Today’s sparkling water beverages are providing such bioactive compounds as adaptogens, terpenes, and flavonoids — and, in some cases, a little kick from alcohol.
PHOTO courtesy of: JIVATI INC. (WWW.JIVATI.CO)
Such nano sized particles also are more easily absorbed during digestion. This gives them increased bioavailability, and in the case of some compounds, decreases time to effectiveness.
Another useful technology is extraction, removing only the water-soluble components of the natural sources. This is only effective, however, if those water-soluble compounds are the ones that have been studied and found to have the bioactive function being promoted.
A third method of increasing solubility is to chemically alter the compound. This might include esterification, or binding to a positively or negatively charged chemical.
Finally, one of the most popular ways to increase solubility of insoluble compounds is that of encapsulation. This means encasing the compounds — on a microscopic level — within an entity that is more water-soluble, such as lecithin.

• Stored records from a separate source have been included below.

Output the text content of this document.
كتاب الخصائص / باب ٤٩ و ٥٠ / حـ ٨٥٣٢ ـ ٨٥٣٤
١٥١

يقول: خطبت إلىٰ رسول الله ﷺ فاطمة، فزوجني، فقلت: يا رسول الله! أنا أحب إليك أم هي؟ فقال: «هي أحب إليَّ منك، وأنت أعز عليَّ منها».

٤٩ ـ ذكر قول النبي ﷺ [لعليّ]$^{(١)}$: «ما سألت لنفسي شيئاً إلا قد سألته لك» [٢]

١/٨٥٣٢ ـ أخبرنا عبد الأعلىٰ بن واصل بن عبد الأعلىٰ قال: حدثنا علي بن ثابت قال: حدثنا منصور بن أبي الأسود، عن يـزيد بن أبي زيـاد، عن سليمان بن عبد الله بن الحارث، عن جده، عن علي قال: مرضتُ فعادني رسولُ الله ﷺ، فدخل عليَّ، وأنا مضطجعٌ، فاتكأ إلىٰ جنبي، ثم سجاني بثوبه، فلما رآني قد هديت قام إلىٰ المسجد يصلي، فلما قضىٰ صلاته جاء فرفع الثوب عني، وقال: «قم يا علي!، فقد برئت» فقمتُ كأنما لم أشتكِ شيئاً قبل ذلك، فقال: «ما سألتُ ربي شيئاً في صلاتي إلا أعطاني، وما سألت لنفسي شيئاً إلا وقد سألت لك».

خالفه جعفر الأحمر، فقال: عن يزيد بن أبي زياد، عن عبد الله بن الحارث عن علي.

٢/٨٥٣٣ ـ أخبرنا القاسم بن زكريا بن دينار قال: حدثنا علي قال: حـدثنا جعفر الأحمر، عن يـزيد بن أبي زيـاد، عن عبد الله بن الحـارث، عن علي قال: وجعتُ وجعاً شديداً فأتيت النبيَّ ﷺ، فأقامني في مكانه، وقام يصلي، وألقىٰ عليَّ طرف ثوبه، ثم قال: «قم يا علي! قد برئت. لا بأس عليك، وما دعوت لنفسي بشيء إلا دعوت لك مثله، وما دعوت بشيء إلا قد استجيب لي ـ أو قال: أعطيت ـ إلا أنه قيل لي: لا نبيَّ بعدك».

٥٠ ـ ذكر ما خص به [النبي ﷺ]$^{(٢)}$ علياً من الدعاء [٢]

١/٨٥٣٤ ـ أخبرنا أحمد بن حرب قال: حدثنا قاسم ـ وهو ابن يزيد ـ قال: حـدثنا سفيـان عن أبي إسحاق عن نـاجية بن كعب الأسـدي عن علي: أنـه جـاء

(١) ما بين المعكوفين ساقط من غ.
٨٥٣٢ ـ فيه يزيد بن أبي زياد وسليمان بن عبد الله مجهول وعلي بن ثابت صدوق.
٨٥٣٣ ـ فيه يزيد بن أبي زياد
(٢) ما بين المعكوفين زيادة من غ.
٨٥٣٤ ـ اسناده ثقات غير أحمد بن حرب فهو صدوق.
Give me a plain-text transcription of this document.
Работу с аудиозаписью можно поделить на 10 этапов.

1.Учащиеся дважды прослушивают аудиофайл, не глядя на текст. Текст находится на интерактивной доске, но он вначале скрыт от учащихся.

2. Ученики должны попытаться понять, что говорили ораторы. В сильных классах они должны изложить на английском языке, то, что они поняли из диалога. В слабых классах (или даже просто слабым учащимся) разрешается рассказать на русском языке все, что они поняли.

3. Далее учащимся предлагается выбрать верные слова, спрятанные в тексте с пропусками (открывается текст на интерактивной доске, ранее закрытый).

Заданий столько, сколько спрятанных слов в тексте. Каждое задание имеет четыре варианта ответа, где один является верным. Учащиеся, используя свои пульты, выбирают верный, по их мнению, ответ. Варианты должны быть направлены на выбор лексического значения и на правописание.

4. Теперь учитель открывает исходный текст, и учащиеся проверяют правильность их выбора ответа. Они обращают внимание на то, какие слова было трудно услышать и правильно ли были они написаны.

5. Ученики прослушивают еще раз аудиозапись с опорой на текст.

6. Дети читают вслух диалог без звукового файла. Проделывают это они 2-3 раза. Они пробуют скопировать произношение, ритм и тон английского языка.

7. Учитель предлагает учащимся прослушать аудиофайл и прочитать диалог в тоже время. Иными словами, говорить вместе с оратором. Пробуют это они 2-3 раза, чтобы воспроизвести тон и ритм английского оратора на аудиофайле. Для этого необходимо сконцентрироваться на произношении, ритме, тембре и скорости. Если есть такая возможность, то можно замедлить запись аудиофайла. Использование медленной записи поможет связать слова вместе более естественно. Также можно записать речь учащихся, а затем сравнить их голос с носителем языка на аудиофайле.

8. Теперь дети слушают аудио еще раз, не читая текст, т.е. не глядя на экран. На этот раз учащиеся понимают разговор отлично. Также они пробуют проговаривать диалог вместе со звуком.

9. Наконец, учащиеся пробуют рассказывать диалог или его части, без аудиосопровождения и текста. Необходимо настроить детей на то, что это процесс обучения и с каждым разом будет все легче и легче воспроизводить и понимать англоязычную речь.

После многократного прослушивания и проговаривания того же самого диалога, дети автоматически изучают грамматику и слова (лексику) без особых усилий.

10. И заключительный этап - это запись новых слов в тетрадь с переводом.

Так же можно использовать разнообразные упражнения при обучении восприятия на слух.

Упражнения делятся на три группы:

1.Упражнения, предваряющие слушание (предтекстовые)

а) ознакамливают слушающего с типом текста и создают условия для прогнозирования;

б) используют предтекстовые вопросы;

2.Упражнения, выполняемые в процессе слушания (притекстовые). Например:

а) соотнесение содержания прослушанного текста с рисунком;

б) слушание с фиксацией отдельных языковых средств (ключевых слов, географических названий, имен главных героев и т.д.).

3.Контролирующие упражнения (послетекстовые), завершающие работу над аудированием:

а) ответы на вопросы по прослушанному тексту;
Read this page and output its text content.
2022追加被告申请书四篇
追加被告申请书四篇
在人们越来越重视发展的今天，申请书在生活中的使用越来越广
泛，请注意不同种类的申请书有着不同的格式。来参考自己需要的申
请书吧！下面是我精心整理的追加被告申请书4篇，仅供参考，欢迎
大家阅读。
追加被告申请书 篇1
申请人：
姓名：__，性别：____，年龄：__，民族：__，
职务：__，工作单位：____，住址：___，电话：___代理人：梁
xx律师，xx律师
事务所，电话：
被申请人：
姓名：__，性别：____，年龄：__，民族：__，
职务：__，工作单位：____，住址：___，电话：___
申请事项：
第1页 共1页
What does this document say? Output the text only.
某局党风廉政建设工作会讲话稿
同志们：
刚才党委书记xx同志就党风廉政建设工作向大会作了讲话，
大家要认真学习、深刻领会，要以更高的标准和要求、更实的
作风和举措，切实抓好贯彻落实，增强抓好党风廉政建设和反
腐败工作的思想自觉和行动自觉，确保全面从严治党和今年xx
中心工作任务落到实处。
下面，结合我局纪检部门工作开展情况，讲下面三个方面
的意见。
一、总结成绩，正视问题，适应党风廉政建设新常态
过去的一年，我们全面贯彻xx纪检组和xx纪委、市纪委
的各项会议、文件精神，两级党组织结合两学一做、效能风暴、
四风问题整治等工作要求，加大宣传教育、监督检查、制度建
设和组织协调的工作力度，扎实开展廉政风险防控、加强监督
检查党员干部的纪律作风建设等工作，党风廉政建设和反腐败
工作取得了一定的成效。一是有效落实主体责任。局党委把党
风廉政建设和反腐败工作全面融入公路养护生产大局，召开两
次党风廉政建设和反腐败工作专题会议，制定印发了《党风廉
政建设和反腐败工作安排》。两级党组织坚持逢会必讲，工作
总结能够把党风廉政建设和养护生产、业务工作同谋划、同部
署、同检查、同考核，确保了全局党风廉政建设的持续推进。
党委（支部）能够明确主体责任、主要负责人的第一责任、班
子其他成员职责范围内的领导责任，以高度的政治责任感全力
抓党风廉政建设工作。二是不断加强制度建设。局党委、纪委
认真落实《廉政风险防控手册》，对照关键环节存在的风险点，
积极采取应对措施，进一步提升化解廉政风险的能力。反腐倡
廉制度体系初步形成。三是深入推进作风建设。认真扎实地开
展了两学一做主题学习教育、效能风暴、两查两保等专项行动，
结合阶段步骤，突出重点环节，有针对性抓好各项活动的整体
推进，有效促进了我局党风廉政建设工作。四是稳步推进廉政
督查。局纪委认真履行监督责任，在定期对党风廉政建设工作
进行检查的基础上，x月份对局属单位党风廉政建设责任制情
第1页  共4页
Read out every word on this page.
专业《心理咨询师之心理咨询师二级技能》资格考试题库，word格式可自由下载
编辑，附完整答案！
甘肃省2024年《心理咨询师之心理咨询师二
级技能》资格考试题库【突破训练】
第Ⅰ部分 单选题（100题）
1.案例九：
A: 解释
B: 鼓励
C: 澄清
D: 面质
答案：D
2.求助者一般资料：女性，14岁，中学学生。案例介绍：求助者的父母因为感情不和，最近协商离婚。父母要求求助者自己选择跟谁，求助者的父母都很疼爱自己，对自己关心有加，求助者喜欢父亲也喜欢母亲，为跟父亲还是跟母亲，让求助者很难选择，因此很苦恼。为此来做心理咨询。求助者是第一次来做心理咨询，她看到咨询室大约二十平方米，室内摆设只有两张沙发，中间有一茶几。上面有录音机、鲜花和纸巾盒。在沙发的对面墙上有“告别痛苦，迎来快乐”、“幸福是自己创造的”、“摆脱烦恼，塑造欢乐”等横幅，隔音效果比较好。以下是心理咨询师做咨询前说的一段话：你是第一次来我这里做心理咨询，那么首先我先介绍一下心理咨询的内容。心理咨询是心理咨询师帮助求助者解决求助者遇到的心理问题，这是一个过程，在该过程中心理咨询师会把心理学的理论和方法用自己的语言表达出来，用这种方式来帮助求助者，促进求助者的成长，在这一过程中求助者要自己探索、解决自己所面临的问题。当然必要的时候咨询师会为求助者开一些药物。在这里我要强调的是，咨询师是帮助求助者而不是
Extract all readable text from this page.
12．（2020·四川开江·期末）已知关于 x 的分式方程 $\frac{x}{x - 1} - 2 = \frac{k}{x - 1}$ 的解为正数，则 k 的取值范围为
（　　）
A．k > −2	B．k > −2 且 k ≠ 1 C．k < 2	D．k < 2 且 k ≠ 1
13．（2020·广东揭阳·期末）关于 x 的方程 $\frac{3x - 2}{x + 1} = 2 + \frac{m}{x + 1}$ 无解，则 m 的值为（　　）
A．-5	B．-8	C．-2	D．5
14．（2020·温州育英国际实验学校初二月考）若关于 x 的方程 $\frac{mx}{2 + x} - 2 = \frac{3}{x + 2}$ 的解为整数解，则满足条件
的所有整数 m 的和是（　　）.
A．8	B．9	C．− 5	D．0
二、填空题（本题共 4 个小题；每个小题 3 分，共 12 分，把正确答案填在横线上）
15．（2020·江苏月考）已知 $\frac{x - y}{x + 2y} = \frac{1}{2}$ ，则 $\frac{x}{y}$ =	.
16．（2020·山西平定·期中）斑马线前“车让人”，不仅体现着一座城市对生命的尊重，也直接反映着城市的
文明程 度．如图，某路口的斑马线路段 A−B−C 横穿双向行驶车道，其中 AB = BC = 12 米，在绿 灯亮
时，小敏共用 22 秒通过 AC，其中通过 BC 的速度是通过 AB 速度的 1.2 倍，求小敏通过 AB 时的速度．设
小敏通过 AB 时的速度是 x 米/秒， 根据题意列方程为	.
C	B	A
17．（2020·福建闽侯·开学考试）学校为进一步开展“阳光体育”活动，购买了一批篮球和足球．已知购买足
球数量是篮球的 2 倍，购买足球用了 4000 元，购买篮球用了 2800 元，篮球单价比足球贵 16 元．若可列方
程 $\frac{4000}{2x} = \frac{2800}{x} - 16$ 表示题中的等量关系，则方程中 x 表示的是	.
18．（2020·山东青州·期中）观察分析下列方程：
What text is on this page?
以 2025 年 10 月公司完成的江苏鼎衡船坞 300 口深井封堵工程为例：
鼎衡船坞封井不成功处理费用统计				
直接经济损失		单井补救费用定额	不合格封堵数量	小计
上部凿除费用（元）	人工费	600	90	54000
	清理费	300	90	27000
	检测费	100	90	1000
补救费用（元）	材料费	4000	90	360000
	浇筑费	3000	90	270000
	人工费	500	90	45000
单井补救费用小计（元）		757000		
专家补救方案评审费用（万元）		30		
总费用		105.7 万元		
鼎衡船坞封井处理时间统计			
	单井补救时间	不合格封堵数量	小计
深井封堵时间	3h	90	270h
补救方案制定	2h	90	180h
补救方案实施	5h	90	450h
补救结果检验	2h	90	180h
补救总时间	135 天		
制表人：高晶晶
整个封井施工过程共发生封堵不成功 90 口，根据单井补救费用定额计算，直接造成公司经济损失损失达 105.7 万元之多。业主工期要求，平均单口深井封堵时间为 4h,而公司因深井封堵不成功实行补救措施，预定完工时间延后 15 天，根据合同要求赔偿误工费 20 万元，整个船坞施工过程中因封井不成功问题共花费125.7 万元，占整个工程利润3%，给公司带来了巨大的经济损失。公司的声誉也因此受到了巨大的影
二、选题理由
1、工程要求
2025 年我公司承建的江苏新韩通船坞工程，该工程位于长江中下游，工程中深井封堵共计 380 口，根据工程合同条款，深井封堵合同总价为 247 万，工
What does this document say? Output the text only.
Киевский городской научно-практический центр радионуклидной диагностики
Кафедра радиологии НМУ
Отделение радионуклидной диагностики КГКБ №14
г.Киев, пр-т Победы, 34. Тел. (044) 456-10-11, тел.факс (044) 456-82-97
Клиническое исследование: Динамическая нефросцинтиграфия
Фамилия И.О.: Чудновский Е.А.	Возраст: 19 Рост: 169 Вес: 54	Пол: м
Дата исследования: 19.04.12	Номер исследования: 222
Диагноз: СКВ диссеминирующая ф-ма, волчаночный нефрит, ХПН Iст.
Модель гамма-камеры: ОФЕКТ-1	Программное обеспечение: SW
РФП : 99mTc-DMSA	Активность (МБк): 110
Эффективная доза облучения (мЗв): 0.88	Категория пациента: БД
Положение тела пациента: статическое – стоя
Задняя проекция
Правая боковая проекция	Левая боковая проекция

Microencapsulation is another method of getting less-soluble and even non-soluble active ingredients into a water-based formulation. A number of microencapsulation options now exist, but alpha-cyclodextrins have the added advantage of also functioning as prebiotic fibers. Cyclodextrins are bowl-shaped oligosaccharides with clear solubility. They’re made up of a ring of glycoside-bonded glucose molecules and can be produced from starch by enzymatic processes, making them suitable for clean-label applications.
For bioactive waters, dosage is a critical aspect developers must ensure. Loss of a functional ingredient can happen in several ways: physical loss of product or raw material during processing, degradation of the functional ingredient during processing (if heat processed), or chemical changes to the ingredient over time. Chemical changes over time could include binding to another chemical compound in the matrix, degradation, and interacting with the container.
Developers and brand owners would do best to initiate robust shelf life studies in order to confirm the presence and level of the functional ingredient throughout the lifecycle of the product. This will ensure the delivery of high-quality products to consumers every time. A good starting point for stability can be established through teaming with the ingredient supplier. However, practical application of any shelf life data should be carefully executed, as small changes in product matrices can have profound impacts on the chemical behavior of natural compounds.
The functional water space is exciting, with tremendous potential for growth and innovation. The opportunities and challenges will abound for brands and developers entering this space. It will be exciting to see which brands rise to the top and what innovative ingredients will be explored next in this category.